The Govmint assumed they could bully it through just as they thought they could with commercial pilot licensing (well all aviation licensing) and shellfish regulations - in all three cases they had one of their team don a pair of special Boris specs to read the rules and then come up with a convoluted argument to say they could do it. The trouble is that the owner of a set of rules is under no particular obligation to accept the convoluted arguments presented by 3rd country ministers - this doesn't seem to have occurred to the mendocracy.


1379262.  Mon Apr 12, 2021 1:38 pm Reply with quote

This is the problem with political interference in such schemes, and it applies at all levels of politics.

I had a similar experience about 12 years ago when the ALMO I worked for was returned into the Council. We'd spent extra on our payment card solutions to use our own IIN, which allowed us to use the cards for other purposes. We organised deals with both the Council and local businesses to either give discounts on certain services, or give priority to our residents when these cards were used to pay or create a digital "transaction" (i.e. nil payment), and we could report back on usage from our payment reports.

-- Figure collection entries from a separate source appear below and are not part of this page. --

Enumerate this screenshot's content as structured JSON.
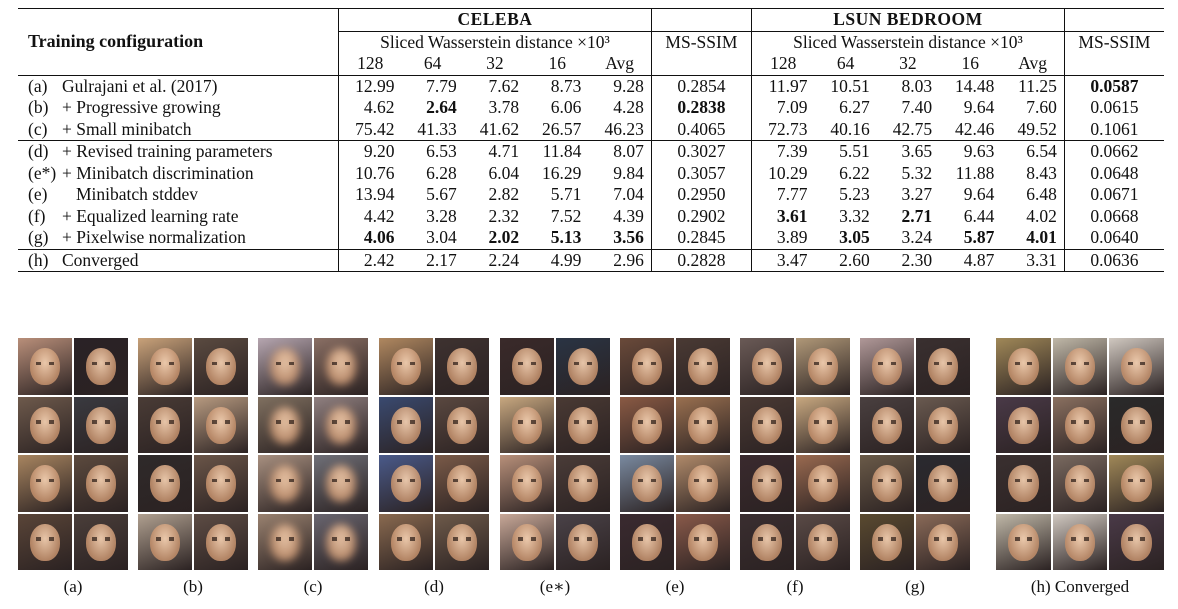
{
  "table": {
    "row_header": "Training configuration",
    "groups": [
      {
        "name": "CELEBA",
        "metric_sw": "Sliced Wasserstein distance ×10³",
        "metric_ms": "MS-SSIM"
      },
      {
        "name": "LSUN BEDROOM",
        "metric_sw": "Sliced Wasserstein distance ×10³",
        "metric_ms": "MS-SSIM"
      }
    ],
    "resolutions": [
      "128",
      "64",
      "32",
      "16",
      "Avg"
    ],
    "rows": [
      {
        "id": "(a)",
        "name": "Gulrajani et al. (2017)",
        "celeba": [
          "12.99",
          "7.79",
          "7.62",
          "8.73",
          "9.28"
        ],
        "celeba_ms": "0.2854",
        "lsun": [
          "11.97",
          "10.51",
          "8.03",
          "14.48",
          "11.25"
        ],
        "lsun_ms": "0.0587"
      },
      {
        "id": "(b)",
        "name": "+ Progressive growing",
        "celeba": [
          "4.62",
          "2.64",
          "3.78",
          "6.06",
          "4.28"
        ],
        "celeba_ms": "0.2838",
        "lsun": [
          "7.09",
          "6.27",
          "7.40",
          "9.64",
          "7.60"
        ],
        "lsun_ms": "0.0615"
      },
      {
        "id": "(c)",
        "name": "+ Small minibatch",
        "celeba": [
          "75.42",
          "41.33",
          "41.62",
          "26.57",
          "46.23"
        ],
        "celeba_ms": "0.4065",
        "lsun": [
          "72.73",
          "40.16",
          "42.75",
          "42.46",
          "49.52"
        ],
        "lsun_ms": "0.1061"
      },
      {
        "id": "(d)",
        "name": "+ Revised training parameters",
        "celeba": [
          "9.20",
          "6.53",
          "4.71",
          "11.84",
          "8.07"
        ],
        "celeba_ms": "0.3027",
        "lsun": [
          "7.39",
          "5.51",
          "3.65",
          "9.63",
          "6.54"
        ],
        "lsun_ms": "0.0662"
      },
      {
        "id": "(e*)",
        "name": "+ Minibatch discrimination",
        "celeba": [
          "10.76",
          "6.28",
          "6.04",
          "16.29",
          "9.84"
        ],
        "celeba_ms": "0.3057",
        "lsun": [
          "10.29",
          "6.22",
          "5.32",
          "11.88",
          "8.43"
        ],
        "lsun_ms": "0.0648"
      },
      {
        "id": "(e)",
        "name": "Minibatch stddev",
        "celeba": [
          "13.94",
          "5.67",
          "2.82",
          "5.71",
          "7.04"
        ],
        "celeba_ms": "0.2950",
        "lsun": [
          "7.77",
          "5.23",
          "3.27",
          "9.64",
          "6.48"
        ],
        "lsun_ms": "0.0671"
      },
      {
        "id": "(f)",
        "name": "+ Equalized learning rate",
        "celeba": [
          "4.42",
          "3.28",
          "2.32",
          "7.52",
          "4.39"
        ],
        "celeba_ms": "0.2902",
        "lsun": [
          "3.61",
          "3.32",
          "2.71",
          "6.44",
          "4.02"
        ],
        "lsun_ms": "0.0668"
      },
      {
        "id": "(g)",
        "name": "+ Pixelwise normalization",
        "celeba": [
          "4.06",
          "3.04",
          "2.02",
          "5.13",
          "3.56"
        ],
        "celeba_ms": "0.2845",
        "lsun": [
          "3.89",
          "3.05",
          "3.24",
          "5.87",
          "4.01"
        ],
        "lsun_ms": "0.0640"
      },
      {
        "id": "(h)",
        "name": "Converged",
        "celeba": [
          "2.42",
          "2.17",
          "2.24",
          "4.99",
          "2.96"
        ],
        "celeba_ms": "0.2828",
        "lsun": [
          "3.47",
          "2.60",
          "2.30",
          "4.87",
          "3.31"
        ],
        "lsun_ms": "0.0636"
      }
    ]
  },
  "figure": {
    "panels": [
      {
        "caption": "(a)",
        "palette": [
          "#b98f7a",
          "#2a2226",
          "#6e5a4c",
          "#3a3a40",
          "#a88560",
          "#5c4a3e",
          "#5a4538",
          "#4a3e3a"
        ]
      },
      {
        "caption": "(b)",
        "palette": [
          "#c9a27a",
          "#5a4a40",
          "#4a3c36",
          "#b79a80",
          "#2f2a2a",
          "#6a5548",
          "#b0a090",
          "#5d4c44"
        ]
      },
      {
        "caption": "(c)",
        "palette": [
          "#b6a6b0",
          "#8a6f64",
          "#807060",
          "#908080",
          "#a89080",
          "#707078",
          "#9a8270",
          "#6a6670"
        ]
      },
      {
        "caption": "(d)",
        "palette": [
          "#b08860",
          "#3e3230",
          "#3a4a70",
          "#5a4840",
          "#4a5a8a",
          "#7a5a48",
          "#8a6a50",
          "#6e5a4a"
        ]
      },
      {
        "caption": "(e∗)",
        "palette": [
          "#3a2a2a",
          "#2a3444",
          "#c8a880",
          "#4a3a34",
          "#b8907a",
          "#4a3c38",
          "#c8a898",
          "#4a4248"
        ]
      },
      {
        "caption": "(e)",
        "palette": [
          "#6a4a3a",
          "#4a3a34",
          "#8a5a44",
          "#9a7050",
          "#7a8aa0",
          "#b08a6a",
          "#3a2a30",
          "#8a5a4a"
        ]
      },
      {
        "caption": "(f)",
        "palette": [
          "#6a5a56",
          "#b09878",
          "#4a3a34",
          "#c8a880",
          "#3a2a2e",
          "#9a6a50",
          "#3a2e30",
          "#5a4a46"
        ]
      },
      {
        "caption": "(g)",
        "palette": [
          "#b09898",
          "#3a3030",
          "#4a4040",
          "#6a5a50",
          "#6a5a48",
          "#2a2a30",
          "#5a4a30",
          "#8a6a58"
        ]
      },
      {
        "caption": "(h) Converged",
        "palette": [
          "#a08858",
          "#c0b8a8",
          "#d0c8c0",
          "#4a3a48",
          "#8a7060",
          "#2a2a2a",
          "#3a3030",
          "#7a6a60"
        ]
      }
    ]
  }
}
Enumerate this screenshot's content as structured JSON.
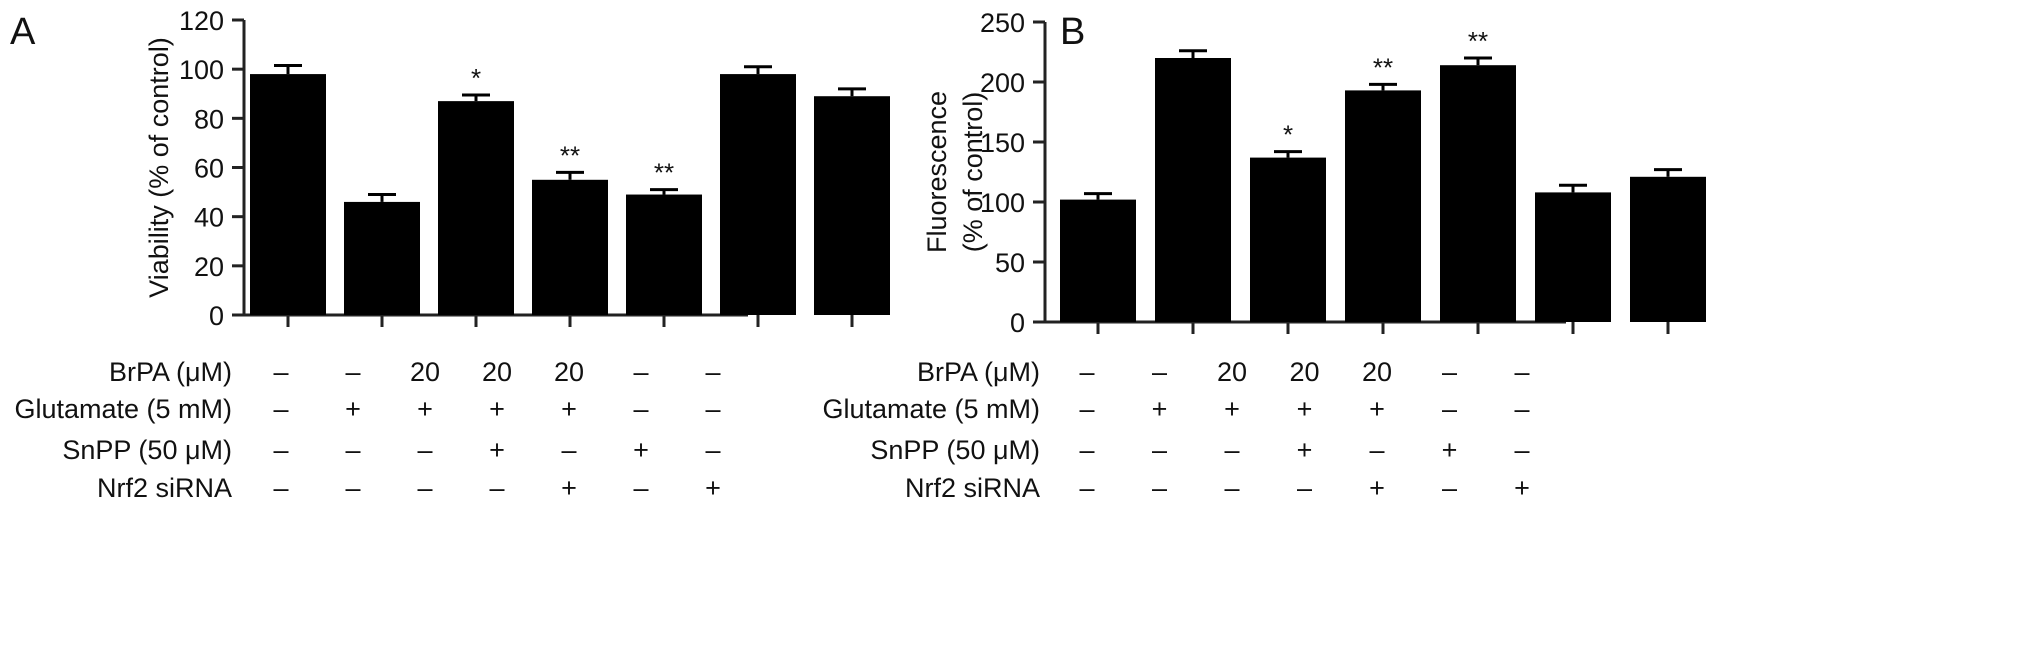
{
  "chart_data": [
    {
      "panel": "A",
      "type": "bar",
      "ylabel": "Viability (% of control)",
      "ylim": [
        0,
        120
      ],
      "yticks": [
        0,
        20,
        40,
        60,
        80,
        100,
        120
      ],
      "values": [
        98,
        46,
        87,
        55,
        49,
        98,
        89
      ],
      "errors": [
        3.5,
        3,
        2.5,
        3,
        2,
        3,
        3
      ],
      "significance": [
        "",
        "",
        "*",
        "**",
        "**",
        "",
        ""
      ],
      "bar_color": "#000000",
      "grid": false,
      "conditions": [
        {
          "label": "BrPA (μM)",
          "cells": [
            "–",
            "–",
            "20",
            "20",
            "20",
            "–",
            "–"
          ]
        },
        {
          "label": "Glutamate (5 mM)",
          "cells": [
            "–",
            "+",
            "+",
            "+",
            "+",
            "–",
            "–"
          ]
        },
        {
          "label": "SnPP (50 μM)",
          "cells": [
            "–",
            "–",
            "–",
            "+",
            "–",
            "+",
            "–"
          ]
        },
        {
          "label": "Nrf2 siRNA",
          "cells": [
            "–",
            "–",
            "–",
            "–",
            "+",
            "–",
            "+"
          ]
        }
      ]
    },
    {
      "panel": "B",
      "type": "bar",
      "ylabel_lines": [
        "Fluorescence",
        "(% of control)"
      ],
      "ylim": [
        0,
        250
      ],
      "yticks": [
        0,
        50,
        100,
        150,
        200,
        250
      ],
      "values": [
        102,
        220,
        137,
        193,
        214,
        108,
        121
      ],
      "errors": [
        5,
        6,
        5,
        5,
        6,
        6,
        6
      ],
      "significance": [
        "",
        "",
        "*",
        "**",
        "**",
        "",
        ""
      ],
      "bar_color": "#000000",
      "grid": false,
      "conditions": [
        {
          "label": "BrPA (μM)",
          "cells": [
            "–",
            "–",
            "20",
            "20",
            "20",
            "–",
            "–"
          ]
        },
        {
          "label": "Glutamate (5 mM)",
          "cells": [
            "–",
            "+",
            "+",
            "+",
            "+",
            "–",
            "–"
          ]
        },
        {
          "label": "SnPP (50 μM)",
          "cells": [
            "–",
            "–",
            "–",
            "+",
            "–",
            "+",
            "–"
          ]
        },
        {
          "label": "Nrf2 siRNA",
          "cells": [
            "–",
            "–",
            "–",
            "–",
            "+",
            "–",
            "+"
          ]
        }
      ]
    }
  ]
}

It was meant to be for simple things, such as allowing residents to park free at certain times in prime locations, have priority for services like the recycling centre, etc. The idea was that our residents, who were locals, could have some simple advantages over non-locals, something that people often requested in survey after survey.

Then the service was taken into the council and they decided to use it for targeted mailings, and start issuing cards to people who didn't live within the borough to incentivise people to come, which we told them wasn't how it was marketed or designed for, and it was inevitable that there were plenty of complaints as it made the whole scheme rather worthless, and was now costing more to run.

I always think when it comes to such projects, there's nothing wrong with it being funded and governed by politicians, but it should always be managed by employed professionals, with a transparent statement of delivery.

1379493.  Thu Apr 15, 2021 5:12 am Reply with quote

suze wrote:
PDR wrote:
Of course another disadvantage of the Smartphone option is that you are the mercy of the rules and policies of other organisations who might decide to block your app if they believe you have violated them (no appeal, no recourse).

Does the government really have a leg on which to stand here?

I'm glad to learn from that article that the Scottish government have handled this situation better by launching an entirely separate app.

I'm slightly concerned by the fact that reading this article is the first I've heard of this entirely separate app, despite it being launched on 18 December.